Despite the limited uptake and discussed shortcomings of existing tools, risk prediction models for kidney failure have a great potential for improving patients' decision making, treatment and overall health. In future studies there is the need for improvement of the quality of reporting and methodology used. As the majority of models included had a high risk of bias, these models should not be implemented unless their validity is proven in unbiased external validation studies. Hopefully efforts such as the TRIPOD guidelines will correct these inadequacies and result in more robust, usable and unbiased prognostic tools.[9] To limit research waste and improve clinical uptake, it is of crucial importance that development studies provide enough model information (formula/score with absolute risk table) to enable their use. For specific renal diseases and homogeneous patient populations, there certainly appears to be room for improvement in model development. For populations in which multiple models are available, we advise that future research should focus on the updating, validation and implementation of these existing prognostic tools. Previous studies have shown that the combination of well-established clinical risk factors and kidney disease markers can accurately predict renal failure in a general CKD population. Therefore one might advise focusing resources on updating models for more clinically relevant populations in an unbiased fashion. In this step, external validation of multiple models in the same population is of key importance. Additionally, translation of mathematical model formulas to simple tools such as web calculators and enabling automated uptake is of great importance for integration into daily clinical routine. Ultimately, impact studies will be necessary to determine whether the implementation of such tools truly improves patient outcomes. Ideally, such impact studies would be randomized controlled trials and would assess the effect of implementing a prediction model in clinical practice. Different outcomes might be considered as endpoints in such studies, partly dependent on the time of prediction. Relevant outcomes might be timely referral to nephrologists, timely placement of vascular access, better informed patients, improved quality of life and possibly even improved survival.

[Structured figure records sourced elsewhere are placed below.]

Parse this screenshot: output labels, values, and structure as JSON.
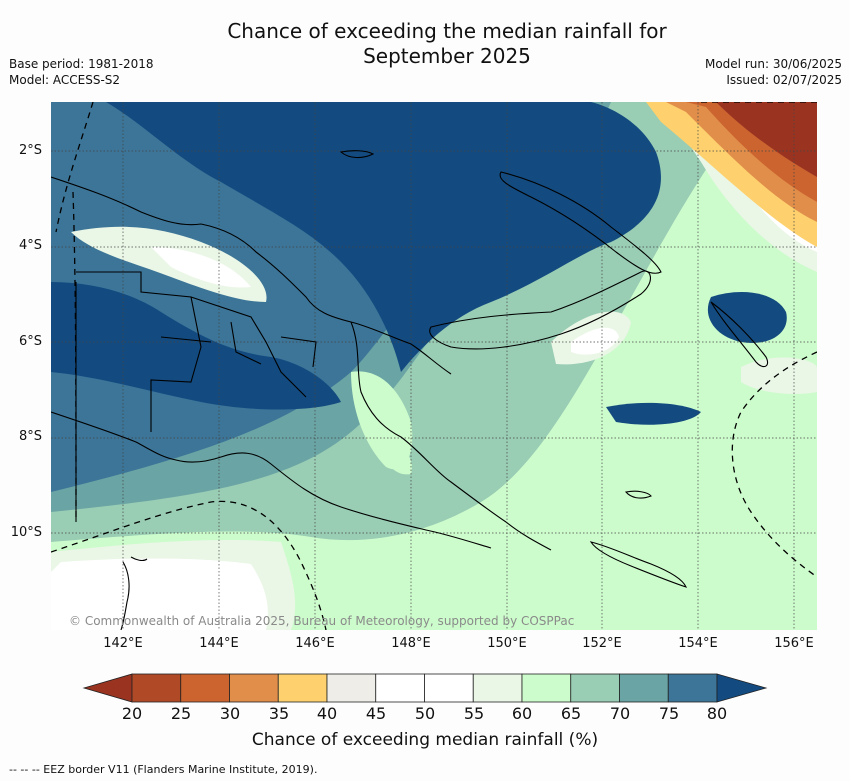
{
  "title_line1": "Chance of exceeding the median rainfall for",
  "title_line2": "September 2025",
  "left_meta": {
    "base_period": "Base period: 1981-2018",
    "model": "Model: ACCESS-S2"
  },
  "right_meta": {
    "model_run": "Model run: 30/06/2025",
    "issued": "Issued: 02/07/2025"
  },
  "map": {
    "lat_labels": [
      "2°S",
      "4°S",
      "6°S",
      "8°S",
      "10°S"
    ],
    "lon_labels": [
      "142°E",
      "144°E",
      "146°E",
      "148°E",
      "150°E",
      "152°E",
      "154°E",
      "156°E"
    ],
    "copyright": "© Commonwealth of Australia 2025, Bureau of Meteorology, supported by COSPPac"
  },
  "colorbar": {
    "title": "Chance of exceeding median rainfall (%)",
    "ticks": [
      "20",
      "25",
      "30",
      "35",
      "40",
      "45",
      "50",
      "55",
      "60",
      "65",
      "70",
      "75",
      "80"
    ],
    "colors": [
      "#9a3421",
      "#b04a26",
      "#cc6430",
      "#e08e4a",
      "#fed16e",
      "#eeede8",
      "#ffffff",
      "#ffffff",
      "#eaf6e6",
      "#cdfccc",
      "#99cdb4",
      "#6aa4a4",
      "#3c7598",
      "#134b80"
    ]
  },
  "footnote": "--  --  -- EEZ border V11 (Flanders Marine Institute, 2019)."
}
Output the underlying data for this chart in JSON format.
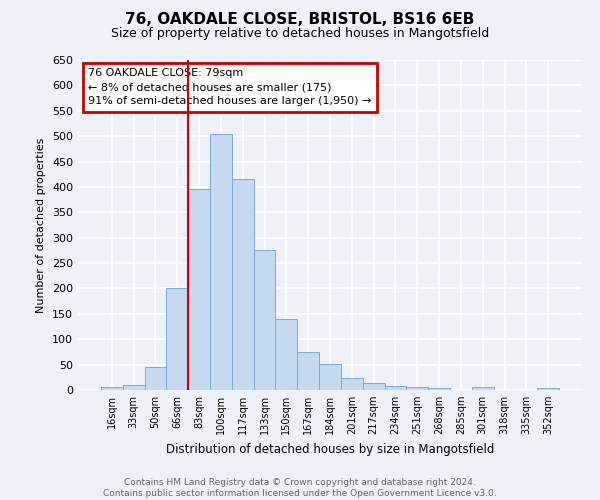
{
  "title": "76, OAKDALE CLOSE, BRISTOL, BS16 6EB",
  "subtitle": "Size of property relative to detached houses in Mangotsfield",
  "xlabel": "Distribution of detached houses by size in Mangotsfield",
  "ylabel": "Number of detached properties",
  "categories": [
    "16sqm",
    "33sqm",
    "50sqm",
    "66sqm",
    "83sqm",
    "100sqm",
    "117sqm",
    "133sqm",
    "150sqm",
    "167sqm",
    "184sqm",
    "201sqm",
    "217sqm",
    "234sqm",
    "251sqm",
    "268sqm",
    "285sqm",
    "301sqm",
    "318sqm",
    "335sqm",
    "352sqm"
  ],
  "values": [
    5,
    10,
    45,
    200,
    395,
    505,
    415,
    275,
    140,
    75,
    52,
    23,
    13,
    8,
    6,
    4,
    0,
    6,
    0,
    0,
    4
  ],
  "bar_color": "#c5d9f0",
  "bar_edge_color": "#7aadd4",
  "vline_color": "#cc0000",
  "annotation_lines": [
    "76 OAKDALE CLOSE: 79sqm",
    "← 8% of detached houses are smaller (175)",
    "91% of semi-detached houses are larger (1,950) →"
  ],
  "annotation_box_color": "white",
  "annotation_box_edge_color": "#cc0000",
  "ylim": [
    0,
    650
  ],
  "yticks": [
    0,
    50,
    100,
    150,
    200,
    250,
    300,
    350,
    400,
    450,
    500,
    550,
    600,
    650
  ],
  "bg_color": "#eef2f8",
  "grid_color": "white",
  "footer_line1": "Contains HM Land Registry data © Crown copyright and database right 2024.",
  "footer_line2": "Contains public sector information licensed under the Open Government Licence v3.0."
}
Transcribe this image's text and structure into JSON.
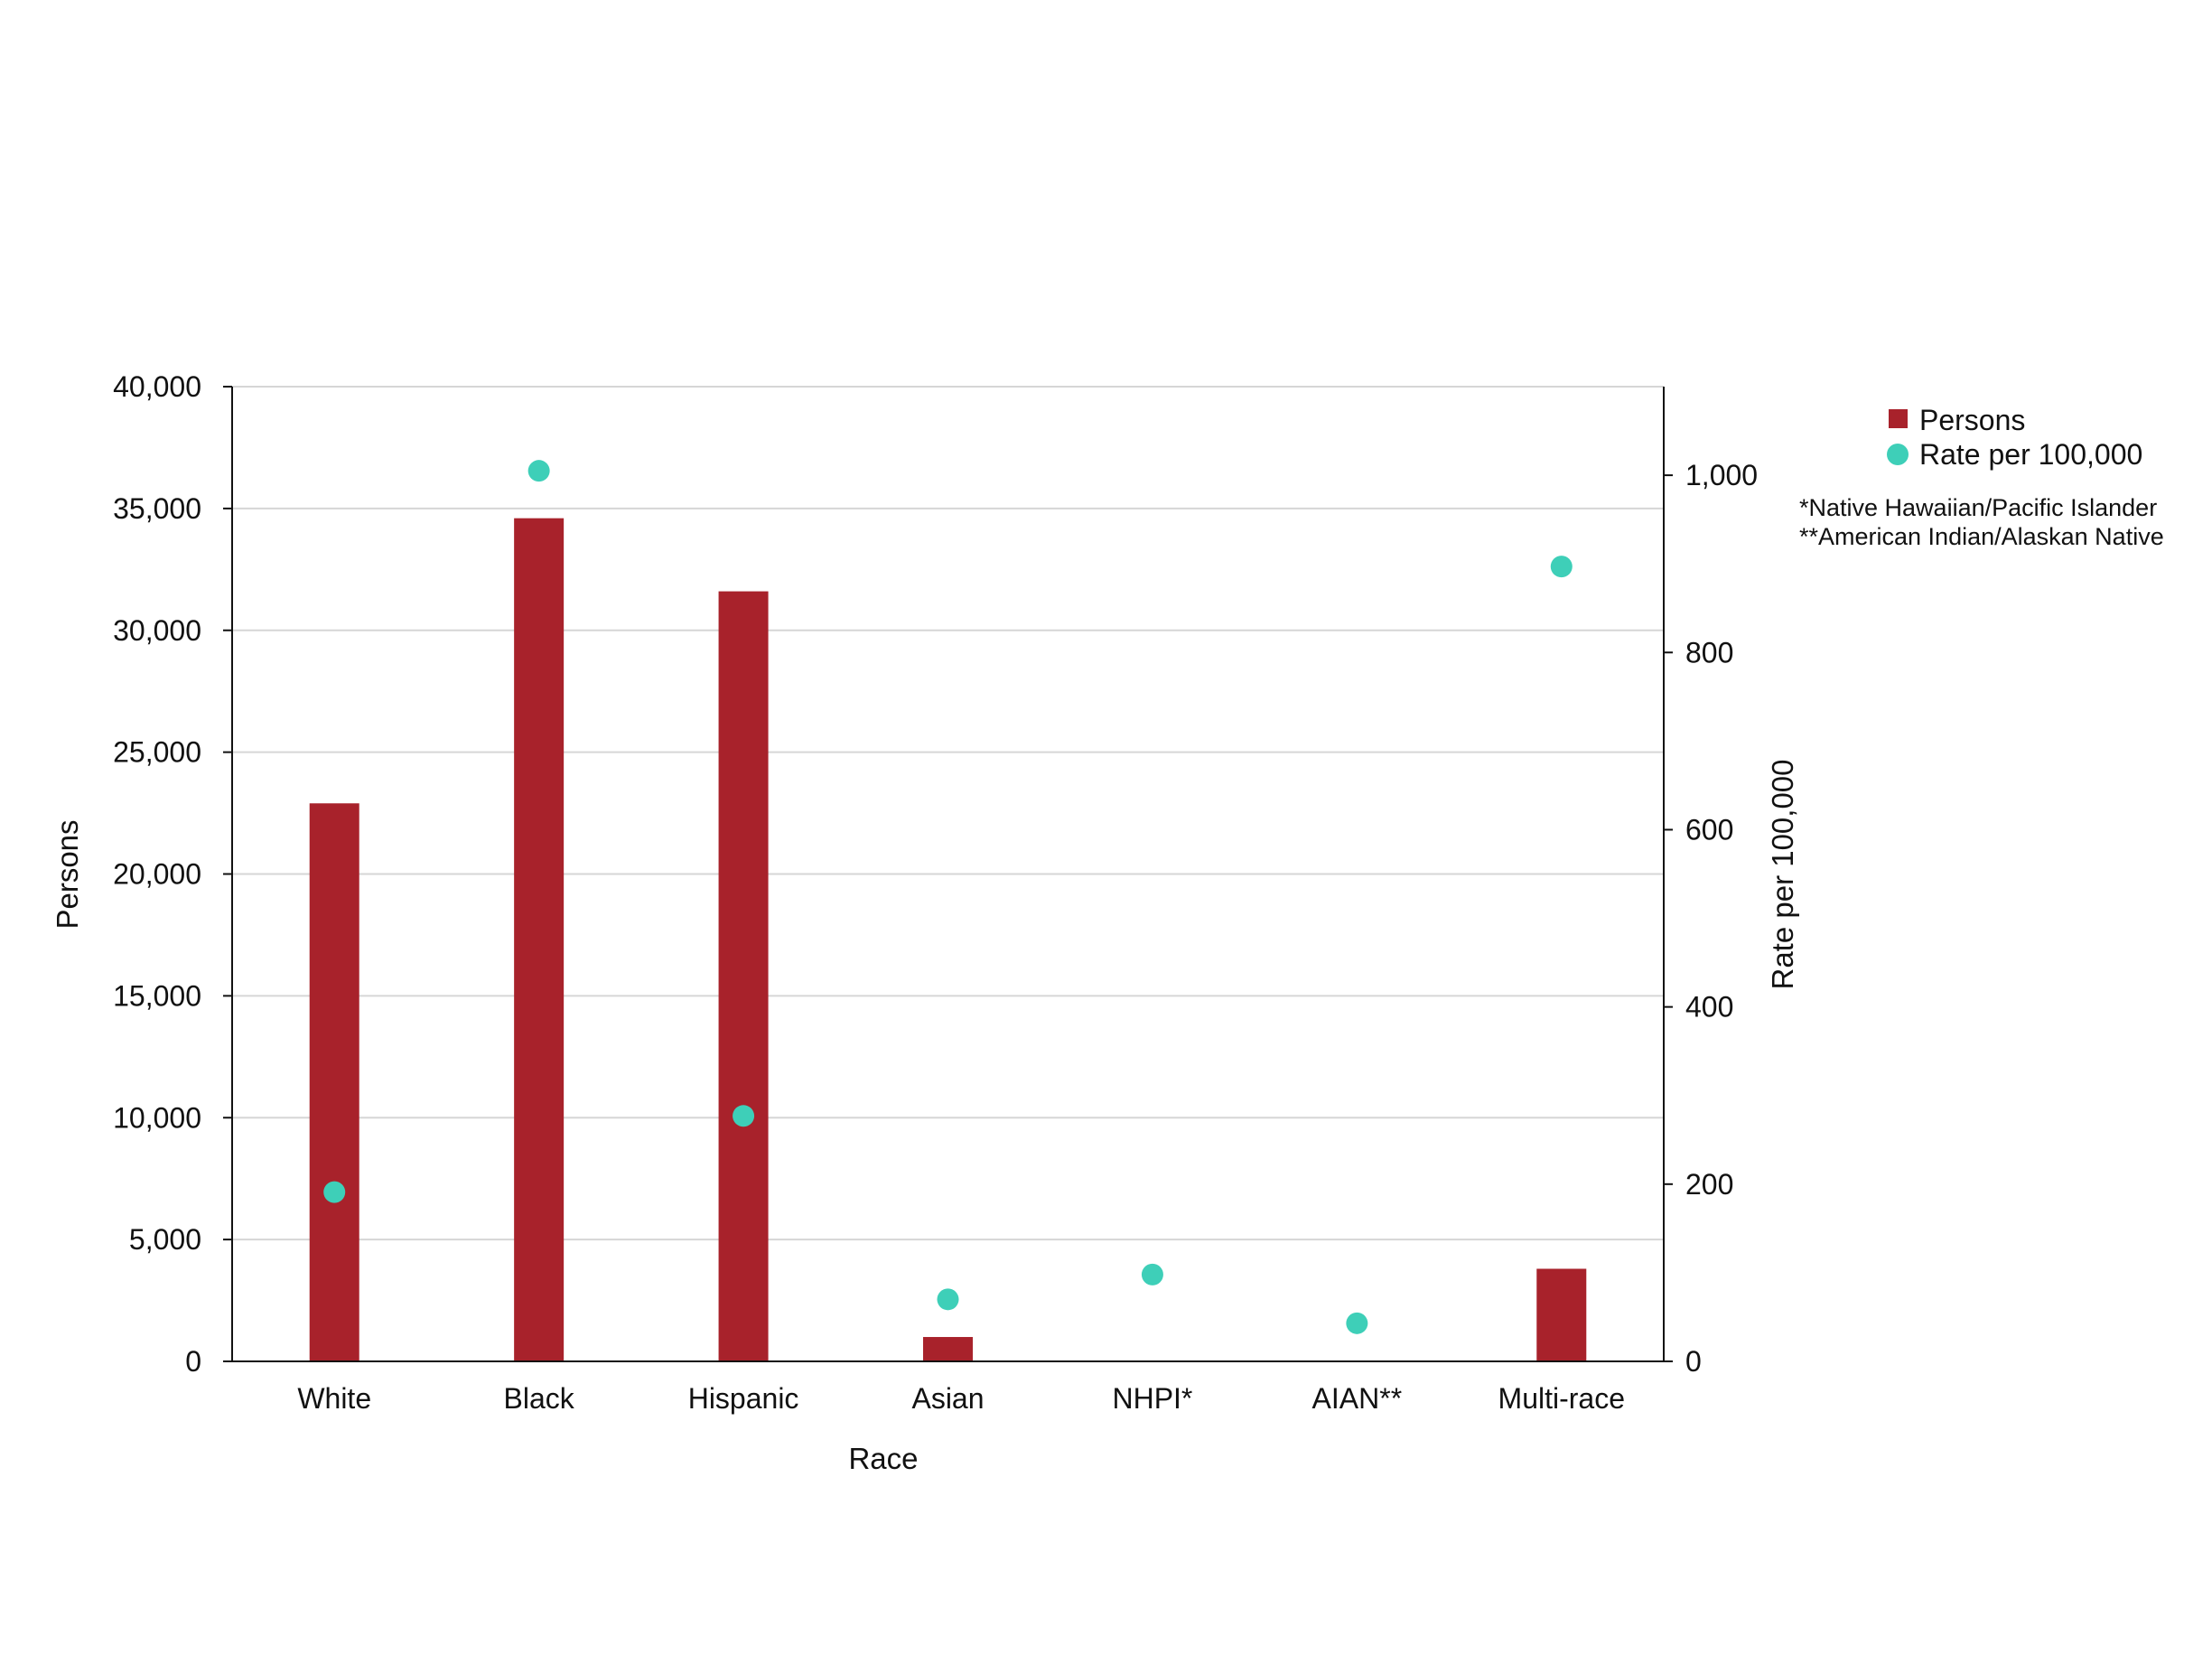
{
  "chart_data": {
    "type": "bar",
    "xlabel": "Race",
    "ylabel": "Persons",
    "y2label": "Rate per 100,000",
    "categories": [
      "White",
      "Black",
      "Hispanic",
      "Asian",
      "NHPI*",
      "AIAN**",
      "Multi-race"
    ],
    "series": [
      {
        "name": "Persons",
        "type": "bar",
        "axis": "left",
        "color": "#a8222b",
        "values": [
          22900,
          34600,
          31600,
          1000,
          0,
          0,
          3800
        ]
      },
      {
        "name": "Rate per 100,000",
        "type": "scatter",
        "axis": "right",
        "color": "#3ecfb8",
        "values": [
          191,
          1005,
          277,
          70,
          98,
          43,
          897
        ]
      }
    ],
    "ylim": [
      0,
      40000
    ],
    "y2lim": [
      0,
      1100
    ],
    "yticks": [
      0,
      5000,
      10000,
      15000,
      20000,
      25000,
      30000,
      35000,
      40000
    ],
    "yticklabels": [
      "0",
      "5,000",
      "10,000",
      "15,000",
      "20,000",
      "25,000",
      "30,000",
      "35,000",
      "40,000"
    ],
    "y2ticks": [
      0,
      200,
      400,
      600,
      800,
      1000
    ],
    "y2ticklabels": [
      "0",
      "200",
      "400",
      "600",
      "800",
      "1,000"
    ],
    "grid": true,
    "legend_position": "top-right",
    "footnotes": [
      "*Native Hawaiian/Pacific Islander",
      "**American Indian/Alaskan Native"
    ]
  }
}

The current review has a number of strengths. First, we expect to have included a complete overview of existing models. Furthermore, this is the first study on kidney failure models to perform a formal risk of bias assessment aimed specifically at prediction research. The study is limited by the inclusion of only English-language articles. Also, the differences in case mix and characteristics of included studies make it difficult to directly compare their performances. Herein we are limited by the lack of validation studies that compare multiple models in the same cohort. Finally, we limited the scope of this review to models predicting kidney failure, although other outcomes such as death or cardiovascular events may also have significant clinical value.

In conclusion, this study provides a systematic overview of existing models for predicting progression to kidney failure in CKD patients. The results may be used as a tool to select the most appropriate and robust prognostic model for various settings. Finally, we hope the current review motivates researchers in this field to decrease the generation of new models and combine efforts to explore, analyse and update existing models in clinically relevant settings to ultimately stimulate clinical uptake and improve patient outcomes.